Le futur parlement doit remplacer le Congrès général national (CGN, Parlement), la plus haute autorité politique et législative de Libye, élu, en juillet 2012, lors du premier scrutin libre, dans le pays. Contesté pour avoir décidé de prolonger, unilatéralement, jusqu'en décembre 2014,son mandat arrivé à expiration, en février, le CGN a décidé de la tenue des élections de juin, sous la pression de la rue. Pourtant, et depuis mercredi, la Libye se retrouve avec deux gouvernements, sur fond d'imbroglio politico-judiciaire. Le cabinet du Premier ministre sortant, le libéral Abdallah al-Theni, a affirmé, dans un communiqué, qu'il s'en remettait à la justice pour déterminer s'il devait céder le pouvoir au nouveau gouvernement d'Ahmed Miitig, appuyé par les islamistes et dont l'élection au CGN, début mai, est contestée.

Rappelons que des milices de la région de Zenten, qui contrôlent le sud de Tripoli, avaient lancé, le 18 mai dernier, une attaque contre le siège du CGN. Mokhtar Farfana, le chef de la police militaire avait annoncé, de son côté, la suspension du Parlement, demandant à l'Assemblée constituante, de prendre sa place. Le CGN a focalisé toute la frustration de forces politiques et militaires et d'une grande partie de la population, en décidant de prolonger son mandat.

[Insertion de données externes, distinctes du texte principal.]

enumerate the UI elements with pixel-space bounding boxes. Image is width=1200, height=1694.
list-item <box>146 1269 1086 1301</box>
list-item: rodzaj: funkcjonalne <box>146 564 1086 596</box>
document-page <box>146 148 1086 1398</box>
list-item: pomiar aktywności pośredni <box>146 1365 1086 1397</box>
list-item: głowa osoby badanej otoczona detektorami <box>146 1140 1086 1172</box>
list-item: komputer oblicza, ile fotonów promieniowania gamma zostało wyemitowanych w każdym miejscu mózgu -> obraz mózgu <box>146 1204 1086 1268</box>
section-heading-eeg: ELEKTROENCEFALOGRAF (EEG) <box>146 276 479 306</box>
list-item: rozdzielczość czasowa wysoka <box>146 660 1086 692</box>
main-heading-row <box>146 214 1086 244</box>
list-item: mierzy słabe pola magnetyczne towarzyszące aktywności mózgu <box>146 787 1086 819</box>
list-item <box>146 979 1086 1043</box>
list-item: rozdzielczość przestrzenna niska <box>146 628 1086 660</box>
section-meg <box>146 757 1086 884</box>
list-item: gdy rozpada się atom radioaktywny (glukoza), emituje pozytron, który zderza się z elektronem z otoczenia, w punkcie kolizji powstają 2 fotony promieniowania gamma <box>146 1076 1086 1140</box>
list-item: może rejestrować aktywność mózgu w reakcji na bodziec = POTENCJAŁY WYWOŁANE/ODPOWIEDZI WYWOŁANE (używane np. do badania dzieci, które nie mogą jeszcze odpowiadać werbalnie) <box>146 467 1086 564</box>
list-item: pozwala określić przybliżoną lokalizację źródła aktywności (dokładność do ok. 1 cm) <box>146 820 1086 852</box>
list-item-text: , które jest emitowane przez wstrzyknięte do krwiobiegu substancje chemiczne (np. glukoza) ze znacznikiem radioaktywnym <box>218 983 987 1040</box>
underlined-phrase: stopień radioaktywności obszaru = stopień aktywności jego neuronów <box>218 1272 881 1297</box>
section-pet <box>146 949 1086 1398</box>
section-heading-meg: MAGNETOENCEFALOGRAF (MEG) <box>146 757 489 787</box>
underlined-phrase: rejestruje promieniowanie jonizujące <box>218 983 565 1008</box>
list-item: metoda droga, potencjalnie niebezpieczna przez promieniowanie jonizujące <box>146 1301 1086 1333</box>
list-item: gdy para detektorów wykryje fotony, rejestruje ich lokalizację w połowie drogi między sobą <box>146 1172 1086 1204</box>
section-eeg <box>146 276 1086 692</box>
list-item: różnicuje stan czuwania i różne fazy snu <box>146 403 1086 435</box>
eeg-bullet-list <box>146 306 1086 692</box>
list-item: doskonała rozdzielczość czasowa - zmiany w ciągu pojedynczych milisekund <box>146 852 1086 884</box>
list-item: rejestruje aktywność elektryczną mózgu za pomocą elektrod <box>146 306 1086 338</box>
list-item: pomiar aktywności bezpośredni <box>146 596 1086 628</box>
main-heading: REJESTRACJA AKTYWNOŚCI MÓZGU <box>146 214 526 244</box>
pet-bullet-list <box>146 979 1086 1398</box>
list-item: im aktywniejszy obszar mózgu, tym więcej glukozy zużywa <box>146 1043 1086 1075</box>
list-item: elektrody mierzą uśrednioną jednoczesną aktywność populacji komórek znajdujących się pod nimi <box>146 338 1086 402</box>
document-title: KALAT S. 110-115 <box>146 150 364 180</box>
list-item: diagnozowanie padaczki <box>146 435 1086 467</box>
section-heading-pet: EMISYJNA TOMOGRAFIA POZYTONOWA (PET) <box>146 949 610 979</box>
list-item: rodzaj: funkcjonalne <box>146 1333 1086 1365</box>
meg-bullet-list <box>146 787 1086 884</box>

LA MENACE DE «ANSAR ACHARIA»

Sur le plan militaire, les forces du général Khalifa Haftar ont lancé, mercredi, des raids aériens contre une brigade islamiste, à Benghazi. Dans l'ouest de Benghazi, «un avion militaire a mené des raids contre un camp de la «Brigade des martyrs du 17 février», touché par deux missiles», a annoncé Ahmed al-Jazaoui, porte-parole de plusieurs brigades d'ex-rebelles qui avaient combattu l'ancien régime. Le général Khalifa Haftar, dont la force paramilitaire s'est auto-déclarée «Armée nationale libyenne», avait, le 16 mai dernier, fait une première offensive contre des groupes islamistes, à Benghazi avant de se retirer et de promettre que l'opération «Dignité» allait se poursuivre. Ses forces ont été ralliées par les Forces spéciales, à Benghazi, une unité d'élite de l'armée régulière, et des officiers de la base aérienne de Tobrouk. Les hauts gradés, sous l'ancien régime, bien que certains aient participé à la révolte l'ayant renversé, ont été marginalisés ou écartés par les nouvelles autorités, regroupées au sein du CGN.

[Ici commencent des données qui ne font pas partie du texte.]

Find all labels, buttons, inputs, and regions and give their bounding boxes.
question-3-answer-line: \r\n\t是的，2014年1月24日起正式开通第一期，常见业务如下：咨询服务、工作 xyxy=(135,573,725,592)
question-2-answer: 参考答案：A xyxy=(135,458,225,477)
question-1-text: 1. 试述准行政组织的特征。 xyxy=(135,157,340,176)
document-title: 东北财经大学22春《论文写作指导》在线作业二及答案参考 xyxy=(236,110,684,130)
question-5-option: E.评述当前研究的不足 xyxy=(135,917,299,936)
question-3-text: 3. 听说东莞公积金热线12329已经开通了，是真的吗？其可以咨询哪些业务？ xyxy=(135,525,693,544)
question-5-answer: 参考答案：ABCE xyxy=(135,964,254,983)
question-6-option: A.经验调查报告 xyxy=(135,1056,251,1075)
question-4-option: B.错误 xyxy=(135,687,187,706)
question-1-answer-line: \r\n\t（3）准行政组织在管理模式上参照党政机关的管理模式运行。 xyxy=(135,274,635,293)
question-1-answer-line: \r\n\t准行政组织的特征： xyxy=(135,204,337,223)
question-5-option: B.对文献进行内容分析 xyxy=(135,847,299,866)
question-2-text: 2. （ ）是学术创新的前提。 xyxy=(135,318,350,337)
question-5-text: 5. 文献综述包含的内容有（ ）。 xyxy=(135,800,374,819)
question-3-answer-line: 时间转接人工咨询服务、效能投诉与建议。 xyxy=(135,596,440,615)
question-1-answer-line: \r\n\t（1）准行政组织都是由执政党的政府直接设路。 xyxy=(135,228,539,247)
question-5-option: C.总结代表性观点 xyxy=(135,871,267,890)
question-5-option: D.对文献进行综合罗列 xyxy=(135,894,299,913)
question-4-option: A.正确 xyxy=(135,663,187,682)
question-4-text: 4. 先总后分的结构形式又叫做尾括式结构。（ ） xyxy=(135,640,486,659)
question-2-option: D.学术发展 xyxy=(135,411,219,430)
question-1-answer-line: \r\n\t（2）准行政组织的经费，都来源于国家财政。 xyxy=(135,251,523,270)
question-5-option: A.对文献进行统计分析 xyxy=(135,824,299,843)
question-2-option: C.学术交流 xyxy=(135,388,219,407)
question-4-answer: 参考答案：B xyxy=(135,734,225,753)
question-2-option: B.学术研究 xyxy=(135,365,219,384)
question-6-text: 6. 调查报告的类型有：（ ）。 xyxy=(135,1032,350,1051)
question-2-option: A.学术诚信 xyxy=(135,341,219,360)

Mardi, Mohamed Al-Zehawi, chef de «Ansar Charia» à Benghazi, a accusé le général dissident d'être un «nouveau Kadhafi» et un «agent des renseignements américains». Il a menacé de faire appel à des combattants de la région entière, comme en Syrie, si Khalifa Haftar poursuivrait sa campagne. M. Zehawi a, également, prévenu les Etats-Unis de rester à l'écart ou de connaître le même sort qu'en Irak, en Afghanistan ou en Somalie. Le groupe djihadiste libyen avait, déjà, averti le général, qu'il riposterait à toute nouvelle attaque lancée contre ses troupes, après l'offensive du 16 mai. «Ansar Charia», classé organisation «terroriste» par Washington, a déclaré, solennellement, que «la confrontation est, désormais, inévitable pour défendre notre ville et notre terre». Son communiqué d'alors qualifie l'opération, menée par le général de «guerre contre l'Islam, appuyée par l'Occident et ses alliés arabes», faisant, certainement, référence aux accointances de Haftar avec les Américains.

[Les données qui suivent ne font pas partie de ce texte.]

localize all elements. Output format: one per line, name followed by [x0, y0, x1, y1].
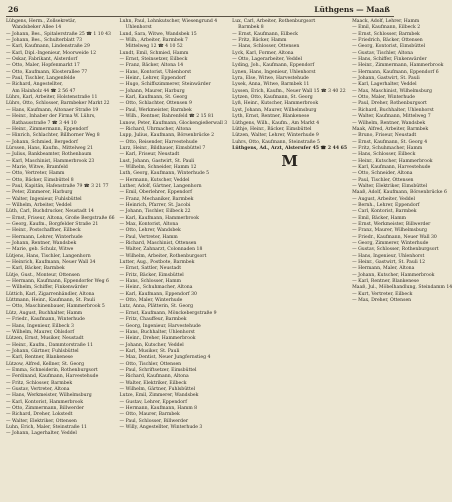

En Tunisie, pour rappel, une attaque terroriste à la Kalachnikov contre la résidence du ministre de l'Intérieur, à Kasserine (centre-ouest ), avait causé la mort de quatre policiers alors que deux autres ont été blessés. Kasserine est située au pied du Mont Chaambi, un massif, à la frontière algérienne où l'armée pourchasse, depuis décembre 2012, un groupe accusé de liens avec «Al-Qaïda» qui n'a, toujours, pas été neutralisé malgré des bombardements aériens réguliers et des opérations au sol. Des soldats et gendarmes tunisiens sont, régulièrement, blessés ou tués sur ce mont, généralement par l'explosion de mines. Deux militaires ont, encore, été tués, la semaine dernière, dans les mêmes circonstances. «Les terroristes qui ont commandité cette opération, sont liés avec des groupes armés, en Libye, dont l'objectif principal est d'y entrer sur le territoire tunisien», a affirmé le porte-parole du ministère de l'Intérieur.